OPTIMAL DYNAMIC PRICING UNDER SHAPE CONSTRAINTS
Date
Nov 6, 2023, 12:25 pm1:25 pm

Details

Event Description

Recent literature on dynamic pricing has focused on models where the market value of a product is linear in its observed features up to perturbation by market noise with some distribution $F_0$. Products are sold one at a time, and only a binary response recording the success or failure of the sale is observed. The seller's goal is to post future prices in order to minimize their regret.  The pricing algorithms in the realistic case where $F_0$ is unknown have hitherto proposed the estimation strategies using smoothing techniques which require parameter choices like a kernel and its bandwidth. To obviate such tuning parameter choices, we estimate $ F_0$ using the nonparametric MLE (NPMLE) under the constraint that $1-F_0$ is log-concave, an assumption that arises naturally in the dynamic pricing problem and implement a policy that achieves an attractive regret bound. In the process, we determine the uniform convergence rate of the NPMLE under log-concavity of $1-F_0$: namely,  $\sup_u|F(u)-\widehat{F}^{NPMLE}(u)|= \mathcal{O}((\log(n)/n)^{2/5})$, which may be of independent interest. This is joint work with Daniele Bracale and Yuekai Sun. 

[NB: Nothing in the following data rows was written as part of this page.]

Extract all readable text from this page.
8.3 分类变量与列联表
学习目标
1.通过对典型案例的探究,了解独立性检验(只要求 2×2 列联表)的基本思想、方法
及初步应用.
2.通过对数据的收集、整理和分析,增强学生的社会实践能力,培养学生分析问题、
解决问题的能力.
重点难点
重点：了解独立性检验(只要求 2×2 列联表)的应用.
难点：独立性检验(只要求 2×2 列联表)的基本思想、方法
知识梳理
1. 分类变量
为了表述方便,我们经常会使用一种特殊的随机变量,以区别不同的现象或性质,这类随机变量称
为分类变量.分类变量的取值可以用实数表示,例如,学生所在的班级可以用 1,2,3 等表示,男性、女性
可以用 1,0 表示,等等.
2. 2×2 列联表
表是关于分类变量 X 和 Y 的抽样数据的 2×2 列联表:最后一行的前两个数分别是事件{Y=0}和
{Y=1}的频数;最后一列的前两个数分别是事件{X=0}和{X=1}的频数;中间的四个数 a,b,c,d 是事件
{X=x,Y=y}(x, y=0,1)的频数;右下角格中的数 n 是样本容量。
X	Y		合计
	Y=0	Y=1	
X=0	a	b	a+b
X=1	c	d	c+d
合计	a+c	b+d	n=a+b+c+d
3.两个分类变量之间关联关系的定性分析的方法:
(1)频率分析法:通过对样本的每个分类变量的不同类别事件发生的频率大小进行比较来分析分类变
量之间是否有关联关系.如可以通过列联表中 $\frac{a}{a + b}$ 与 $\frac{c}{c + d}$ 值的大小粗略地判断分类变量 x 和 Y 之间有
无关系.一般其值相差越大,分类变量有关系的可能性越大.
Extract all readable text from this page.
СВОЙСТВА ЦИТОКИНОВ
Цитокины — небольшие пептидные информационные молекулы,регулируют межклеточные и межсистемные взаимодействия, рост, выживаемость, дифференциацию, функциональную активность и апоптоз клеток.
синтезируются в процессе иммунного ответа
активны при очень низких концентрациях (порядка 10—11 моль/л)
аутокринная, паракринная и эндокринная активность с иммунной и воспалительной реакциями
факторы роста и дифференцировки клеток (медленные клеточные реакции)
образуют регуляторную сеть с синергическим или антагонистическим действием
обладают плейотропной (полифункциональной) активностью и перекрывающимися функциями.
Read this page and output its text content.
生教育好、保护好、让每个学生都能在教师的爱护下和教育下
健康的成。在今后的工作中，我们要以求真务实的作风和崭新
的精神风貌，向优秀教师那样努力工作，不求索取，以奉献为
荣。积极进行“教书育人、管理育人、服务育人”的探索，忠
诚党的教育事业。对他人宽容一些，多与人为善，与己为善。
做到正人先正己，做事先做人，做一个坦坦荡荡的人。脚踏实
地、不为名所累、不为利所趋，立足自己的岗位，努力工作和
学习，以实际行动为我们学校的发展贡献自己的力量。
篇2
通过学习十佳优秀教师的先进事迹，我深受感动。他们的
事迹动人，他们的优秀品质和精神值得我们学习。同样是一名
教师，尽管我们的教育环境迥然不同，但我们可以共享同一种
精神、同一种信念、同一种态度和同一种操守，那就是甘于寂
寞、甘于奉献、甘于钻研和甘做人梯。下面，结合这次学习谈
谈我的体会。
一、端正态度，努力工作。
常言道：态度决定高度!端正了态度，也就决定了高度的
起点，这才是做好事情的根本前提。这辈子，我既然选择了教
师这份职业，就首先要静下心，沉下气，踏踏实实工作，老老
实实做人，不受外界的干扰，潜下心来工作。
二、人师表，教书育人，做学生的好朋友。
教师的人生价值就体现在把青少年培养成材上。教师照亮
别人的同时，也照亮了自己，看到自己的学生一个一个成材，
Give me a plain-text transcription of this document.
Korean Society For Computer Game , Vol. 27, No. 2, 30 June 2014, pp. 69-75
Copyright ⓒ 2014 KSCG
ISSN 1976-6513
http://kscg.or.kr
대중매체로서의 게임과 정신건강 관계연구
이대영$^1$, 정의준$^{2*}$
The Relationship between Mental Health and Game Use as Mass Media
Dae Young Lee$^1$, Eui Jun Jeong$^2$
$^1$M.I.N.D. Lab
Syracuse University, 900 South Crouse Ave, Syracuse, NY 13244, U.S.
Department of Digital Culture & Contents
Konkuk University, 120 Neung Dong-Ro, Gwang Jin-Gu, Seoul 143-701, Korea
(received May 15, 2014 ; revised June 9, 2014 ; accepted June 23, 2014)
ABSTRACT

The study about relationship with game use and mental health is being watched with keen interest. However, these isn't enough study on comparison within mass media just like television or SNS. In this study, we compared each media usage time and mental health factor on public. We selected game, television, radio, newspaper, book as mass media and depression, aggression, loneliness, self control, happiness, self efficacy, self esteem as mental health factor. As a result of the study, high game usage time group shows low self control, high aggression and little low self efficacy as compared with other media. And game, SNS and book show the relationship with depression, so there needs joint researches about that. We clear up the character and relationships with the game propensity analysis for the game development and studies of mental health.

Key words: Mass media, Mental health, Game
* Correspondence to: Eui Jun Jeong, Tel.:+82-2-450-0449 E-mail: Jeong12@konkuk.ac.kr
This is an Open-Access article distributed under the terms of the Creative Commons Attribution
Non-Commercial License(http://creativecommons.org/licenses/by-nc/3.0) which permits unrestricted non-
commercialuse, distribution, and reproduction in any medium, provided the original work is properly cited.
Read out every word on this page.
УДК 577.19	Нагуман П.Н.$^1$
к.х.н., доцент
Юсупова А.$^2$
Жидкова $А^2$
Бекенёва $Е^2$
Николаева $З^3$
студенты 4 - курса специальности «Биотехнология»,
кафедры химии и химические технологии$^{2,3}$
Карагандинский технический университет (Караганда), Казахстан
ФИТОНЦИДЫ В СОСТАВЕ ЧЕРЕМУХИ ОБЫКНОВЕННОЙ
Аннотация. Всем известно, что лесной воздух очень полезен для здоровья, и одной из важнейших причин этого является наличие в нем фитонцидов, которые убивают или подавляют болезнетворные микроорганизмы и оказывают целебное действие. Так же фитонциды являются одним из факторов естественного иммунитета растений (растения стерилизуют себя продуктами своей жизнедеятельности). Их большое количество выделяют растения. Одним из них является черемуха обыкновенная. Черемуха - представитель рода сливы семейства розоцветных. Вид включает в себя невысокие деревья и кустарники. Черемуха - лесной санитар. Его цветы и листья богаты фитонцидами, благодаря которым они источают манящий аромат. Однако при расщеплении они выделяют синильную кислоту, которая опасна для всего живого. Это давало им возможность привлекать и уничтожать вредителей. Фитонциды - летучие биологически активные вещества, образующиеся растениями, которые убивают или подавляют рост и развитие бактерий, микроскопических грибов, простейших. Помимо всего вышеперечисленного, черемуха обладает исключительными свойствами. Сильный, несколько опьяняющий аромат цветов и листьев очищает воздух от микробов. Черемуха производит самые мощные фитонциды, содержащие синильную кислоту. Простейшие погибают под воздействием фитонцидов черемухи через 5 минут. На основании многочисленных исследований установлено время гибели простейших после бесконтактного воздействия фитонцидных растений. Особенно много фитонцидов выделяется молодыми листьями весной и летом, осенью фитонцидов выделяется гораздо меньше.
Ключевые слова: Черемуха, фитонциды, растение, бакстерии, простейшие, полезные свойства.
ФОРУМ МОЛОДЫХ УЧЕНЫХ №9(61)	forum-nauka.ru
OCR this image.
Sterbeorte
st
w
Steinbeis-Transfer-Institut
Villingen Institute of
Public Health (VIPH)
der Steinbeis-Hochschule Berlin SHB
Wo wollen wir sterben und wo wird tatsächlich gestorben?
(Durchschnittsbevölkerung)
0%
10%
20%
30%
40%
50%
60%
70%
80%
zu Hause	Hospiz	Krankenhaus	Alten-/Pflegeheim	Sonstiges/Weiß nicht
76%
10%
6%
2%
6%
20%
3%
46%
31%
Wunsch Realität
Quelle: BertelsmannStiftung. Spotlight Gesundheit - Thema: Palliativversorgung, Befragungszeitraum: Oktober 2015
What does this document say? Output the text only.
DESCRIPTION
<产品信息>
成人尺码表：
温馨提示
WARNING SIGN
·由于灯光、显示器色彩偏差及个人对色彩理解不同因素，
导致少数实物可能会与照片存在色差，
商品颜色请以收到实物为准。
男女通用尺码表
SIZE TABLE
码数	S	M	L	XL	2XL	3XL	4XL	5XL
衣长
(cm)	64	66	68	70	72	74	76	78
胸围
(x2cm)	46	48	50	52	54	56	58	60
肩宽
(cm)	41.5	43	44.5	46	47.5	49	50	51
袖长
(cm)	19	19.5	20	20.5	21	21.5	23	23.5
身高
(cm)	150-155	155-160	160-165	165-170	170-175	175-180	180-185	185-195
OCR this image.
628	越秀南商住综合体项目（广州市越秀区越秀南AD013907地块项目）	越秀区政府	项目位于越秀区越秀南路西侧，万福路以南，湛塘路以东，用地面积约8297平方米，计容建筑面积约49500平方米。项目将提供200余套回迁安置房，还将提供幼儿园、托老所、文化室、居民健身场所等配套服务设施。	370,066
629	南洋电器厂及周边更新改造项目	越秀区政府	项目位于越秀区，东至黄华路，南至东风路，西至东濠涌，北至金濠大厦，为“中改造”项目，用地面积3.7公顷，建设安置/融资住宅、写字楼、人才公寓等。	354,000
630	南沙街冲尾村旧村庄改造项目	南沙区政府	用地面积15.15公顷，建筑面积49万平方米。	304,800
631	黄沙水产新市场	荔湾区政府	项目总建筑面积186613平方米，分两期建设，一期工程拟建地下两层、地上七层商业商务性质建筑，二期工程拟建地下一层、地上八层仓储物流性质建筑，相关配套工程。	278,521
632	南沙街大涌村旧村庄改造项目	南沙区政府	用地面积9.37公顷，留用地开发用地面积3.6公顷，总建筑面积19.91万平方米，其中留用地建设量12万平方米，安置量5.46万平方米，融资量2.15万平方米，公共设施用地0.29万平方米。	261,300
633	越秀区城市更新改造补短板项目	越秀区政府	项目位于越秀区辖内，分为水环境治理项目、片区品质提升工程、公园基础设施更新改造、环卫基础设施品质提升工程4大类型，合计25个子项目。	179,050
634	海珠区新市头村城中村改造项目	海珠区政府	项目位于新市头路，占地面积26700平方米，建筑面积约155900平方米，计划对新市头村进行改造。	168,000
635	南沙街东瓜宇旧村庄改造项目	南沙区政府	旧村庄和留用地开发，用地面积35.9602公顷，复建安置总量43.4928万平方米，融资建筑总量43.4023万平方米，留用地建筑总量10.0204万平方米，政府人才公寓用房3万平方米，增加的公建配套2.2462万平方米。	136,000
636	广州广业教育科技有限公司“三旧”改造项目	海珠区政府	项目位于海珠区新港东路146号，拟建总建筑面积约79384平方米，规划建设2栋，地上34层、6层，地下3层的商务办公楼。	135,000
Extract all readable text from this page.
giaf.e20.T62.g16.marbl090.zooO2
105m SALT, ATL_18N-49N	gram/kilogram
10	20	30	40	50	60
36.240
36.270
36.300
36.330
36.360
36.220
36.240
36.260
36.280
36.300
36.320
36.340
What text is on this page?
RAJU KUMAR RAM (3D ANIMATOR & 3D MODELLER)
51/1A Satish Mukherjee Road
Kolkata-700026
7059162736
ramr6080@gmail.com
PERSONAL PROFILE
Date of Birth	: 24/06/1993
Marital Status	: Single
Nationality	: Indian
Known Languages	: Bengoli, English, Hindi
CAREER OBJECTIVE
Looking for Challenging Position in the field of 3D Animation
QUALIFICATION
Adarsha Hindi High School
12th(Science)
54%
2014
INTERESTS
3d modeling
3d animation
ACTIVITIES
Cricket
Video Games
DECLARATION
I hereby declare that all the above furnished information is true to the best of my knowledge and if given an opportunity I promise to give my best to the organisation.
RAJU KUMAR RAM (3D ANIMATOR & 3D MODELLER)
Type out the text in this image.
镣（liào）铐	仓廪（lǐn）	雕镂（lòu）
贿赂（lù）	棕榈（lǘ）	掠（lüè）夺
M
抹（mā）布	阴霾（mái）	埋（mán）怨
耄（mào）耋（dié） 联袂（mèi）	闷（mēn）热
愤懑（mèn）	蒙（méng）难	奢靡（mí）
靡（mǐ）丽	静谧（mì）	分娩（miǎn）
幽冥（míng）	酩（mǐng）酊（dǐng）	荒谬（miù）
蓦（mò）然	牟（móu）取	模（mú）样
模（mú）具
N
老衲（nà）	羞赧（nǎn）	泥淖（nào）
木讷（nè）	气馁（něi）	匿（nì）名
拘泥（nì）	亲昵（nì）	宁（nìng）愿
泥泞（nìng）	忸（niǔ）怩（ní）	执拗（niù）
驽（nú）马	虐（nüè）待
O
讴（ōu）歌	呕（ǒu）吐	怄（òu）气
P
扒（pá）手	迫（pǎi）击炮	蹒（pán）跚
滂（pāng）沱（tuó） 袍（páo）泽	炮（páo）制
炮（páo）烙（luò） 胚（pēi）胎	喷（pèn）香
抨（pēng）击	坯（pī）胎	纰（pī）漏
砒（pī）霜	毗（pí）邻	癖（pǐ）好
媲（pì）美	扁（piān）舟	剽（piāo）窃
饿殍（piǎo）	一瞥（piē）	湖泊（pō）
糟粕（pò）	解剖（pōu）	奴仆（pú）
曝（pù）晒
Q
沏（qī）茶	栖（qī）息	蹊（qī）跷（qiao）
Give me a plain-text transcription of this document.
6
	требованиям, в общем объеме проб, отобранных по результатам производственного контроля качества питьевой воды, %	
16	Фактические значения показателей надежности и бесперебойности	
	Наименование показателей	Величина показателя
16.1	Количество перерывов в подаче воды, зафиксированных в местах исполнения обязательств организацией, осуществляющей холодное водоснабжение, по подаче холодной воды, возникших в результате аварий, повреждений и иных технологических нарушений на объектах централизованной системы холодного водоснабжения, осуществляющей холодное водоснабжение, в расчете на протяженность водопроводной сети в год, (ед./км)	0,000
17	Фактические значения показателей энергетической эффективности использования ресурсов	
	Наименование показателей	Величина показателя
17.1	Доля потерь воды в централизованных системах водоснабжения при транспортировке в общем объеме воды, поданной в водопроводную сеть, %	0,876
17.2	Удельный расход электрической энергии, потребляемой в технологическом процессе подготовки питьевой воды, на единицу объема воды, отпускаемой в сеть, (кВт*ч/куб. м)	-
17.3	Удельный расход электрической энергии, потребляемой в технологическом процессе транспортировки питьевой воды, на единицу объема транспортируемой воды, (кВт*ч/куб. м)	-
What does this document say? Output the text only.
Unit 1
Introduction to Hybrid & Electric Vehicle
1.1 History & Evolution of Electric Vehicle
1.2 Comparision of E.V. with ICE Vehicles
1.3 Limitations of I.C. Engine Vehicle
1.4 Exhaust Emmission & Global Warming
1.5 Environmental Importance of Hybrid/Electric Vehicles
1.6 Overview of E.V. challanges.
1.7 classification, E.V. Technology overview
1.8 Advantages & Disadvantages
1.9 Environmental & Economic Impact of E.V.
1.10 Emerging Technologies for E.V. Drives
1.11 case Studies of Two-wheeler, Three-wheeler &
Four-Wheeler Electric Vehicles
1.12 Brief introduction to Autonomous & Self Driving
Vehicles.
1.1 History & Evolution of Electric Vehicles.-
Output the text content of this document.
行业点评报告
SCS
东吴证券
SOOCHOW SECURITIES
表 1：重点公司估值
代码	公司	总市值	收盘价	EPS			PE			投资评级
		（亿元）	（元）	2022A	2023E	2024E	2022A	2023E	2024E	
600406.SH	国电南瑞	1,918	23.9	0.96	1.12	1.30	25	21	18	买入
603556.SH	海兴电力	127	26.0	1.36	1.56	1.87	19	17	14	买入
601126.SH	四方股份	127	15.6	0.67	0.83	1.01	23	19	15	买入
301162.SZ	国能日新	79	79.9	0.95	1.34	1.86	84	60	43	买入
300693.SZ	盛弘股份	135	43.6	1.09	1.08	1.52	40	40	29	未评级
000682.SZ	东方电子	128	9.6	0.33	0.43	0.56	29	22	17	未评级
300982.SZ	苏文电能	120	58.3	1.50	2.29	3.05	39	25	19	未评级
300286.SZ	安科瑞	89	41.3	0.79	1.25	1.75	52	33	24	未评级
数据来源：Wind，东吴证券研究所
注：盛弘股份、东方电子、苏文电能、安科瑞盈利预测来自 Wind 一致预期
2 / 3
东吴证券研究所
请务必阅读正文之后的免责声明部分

Bio:  Moulinath Banerjee completed his bachelor's and master's in statistics at the Indian Statistical Institute in 1995 and 1997, respectively,[1] then authored a doctoral dissertation, Likelihood Ratio Inference in Regular and Nonregular Problems in 2000, advised by Jon A. Wellner of the University of Washington.[2]  He remained in Washington as a lecturer until joining the University of Michigan faculty in 2001.[1]    His research interests comprise non-standard statistical models, shape-constrained methods, empirical process theory, distributed computing, learning across environments, and more recently, applications of OT at the statistics and machine learning interface. Apart from his statistical pursuits, he takes an avid interest in classical music, fine dining, literature, and philosophy, and together with a co-author has published a new translation of the Rubaiyat of Omar Khayyam from the original Persian. He is an elected fellow of both the ASA and the IMS, an IMS medallion lecture awardee for 2024, and the current editor of IMS's review journal, Statistical Science.